Speed Dating with the Authors sponsored by the Massachusetts Center for the Book was a big hit for the second year in a row, with over a hundred attendees on the opening day of the Massachusetts Library Association conference. Twelve finalists for Massachusetts Book Awards have been selected as Must Reads in each of four categories – Fiction, Nonfiction, Poetry, and Children’s/Young Adult. Six intrepid Must-Read authors agreed to take part in matchmaking with a roomful of librarians eagerly looking for their newest favorite book. All of the authors were great sports about being rotated around the six packed tables to talk about their books, their writing process, and themselves.
The action of Kimberly Marcus‘s first young adult novel, Exposed, set in Cape Cod and Martha’s Vineyard, begins when 16-year-old Liz – a gifted photographer – learns that her brother is accused of raping her best friend. How did she come to write the entire novel in free verse? A friend suggested writing a scene she was stuck on as a poem to get unstuck. That advice helped her get unstuck, and later on, it helped again. That’s when she realized “the idea of snapshots and verse really worked” and she wrote the whole book that way. Kimberly Marcus has also written a children’s picture book, Scritch-Scratch A Perfect Match. A North Dartmouth resident, she lives near the beach and has set Exposed in a fictional town on the Cape.
L.M. Vincent’s “quirky” new book, In Search of Motif No. 1: The History of a Fish Shack, intrigued librarians with its eye-catching cover art and Rockport theme. Comfortable with an audience, Lawrence Vincent (a multi-talented humorist and playwright, as well as radiologist in a Boston hospital) talked about how he came to write about the iconic Cape Ann shack lost in the Blizzard of ’78 and later rebuilt. “I didn’t even know what a fish shack was when I moved to Massachusetts,” he said, but he became curious about the proliferation of paintings and photographs – good and bad – with the shack as their subject. Researching the “truly fabulous pieces” that came out of the heyday of the artists’ colony there (1920-1946) led him to write the history of the shack, which is, he says, “in many ways, the history of small-town America.”
Laura Harrington, author of Alice Bliss, her first novel, is also a playwright. She made instant friends at the table I was at by sitting down and declaring, “Librarians are my favorite people.” A Gloucester resident and native of Rochester, New York, Laura said that her own family’s history (Her father fought in World War II and her two brothers in Vietnam) led her to write about the war in Iraq. “I want to get people thinking about the war,” she said, “but I hope the book will also get people thinking about a girl. Alice Bliss, centered around a 15-year-old daughter’s relationship with her father, is about the Iraq War but is “really a classic coming-of-age story,” she said. Alice Bliss has also been named a Best Adult Book for Teens by School Library Journal.

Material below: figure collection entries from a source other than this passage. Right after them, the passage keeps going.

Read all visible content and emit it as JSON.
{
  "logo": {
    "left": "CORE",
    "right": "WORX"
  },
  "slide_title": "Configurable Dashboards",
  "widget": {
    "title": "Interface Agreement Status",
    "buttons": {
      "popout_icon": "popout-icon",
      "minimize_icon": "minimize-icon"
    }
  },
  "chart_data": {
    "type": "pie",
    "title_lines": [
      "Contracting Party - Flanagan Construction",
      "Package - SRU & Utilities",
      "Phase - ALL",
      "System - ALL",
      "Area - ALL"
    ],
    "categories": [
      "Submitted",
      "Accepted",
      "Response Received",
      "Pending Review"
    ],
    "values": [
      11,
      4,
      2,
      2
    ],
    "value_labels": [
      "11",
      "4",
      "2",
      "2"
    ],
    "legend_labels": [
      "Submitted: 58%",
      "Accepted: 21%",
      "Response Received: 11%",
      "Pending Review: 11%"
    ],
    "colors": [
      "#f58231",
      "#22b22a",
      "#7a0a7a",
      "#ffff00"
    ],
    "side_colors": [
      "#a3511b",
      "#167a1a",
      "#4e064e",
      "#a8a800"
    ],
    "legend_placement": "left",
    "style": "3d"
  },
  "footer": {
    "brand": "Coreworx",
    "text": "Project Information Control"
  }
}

All six of the authors were friendly and engaging to talk with, and all were open to a second date, i.e. being invited to libraries to speak. Part Two of this blog post will talk about Jef Czekaj, author/illustrator of A Call for a New Alphabet; D. M. Gordon, author of the poetry collection Nightly, at the Institute of the Possible; and Leonard Rosen’s literary thriller All Cry Chaos.
The full list of Must Read authors will be posted soon by the Massachusetts Center for the Book, and all Massachusetts libraries will be receiving a copy of the beautiful poster that premiered at the Speed Dating with the Must Read Authors yesterday.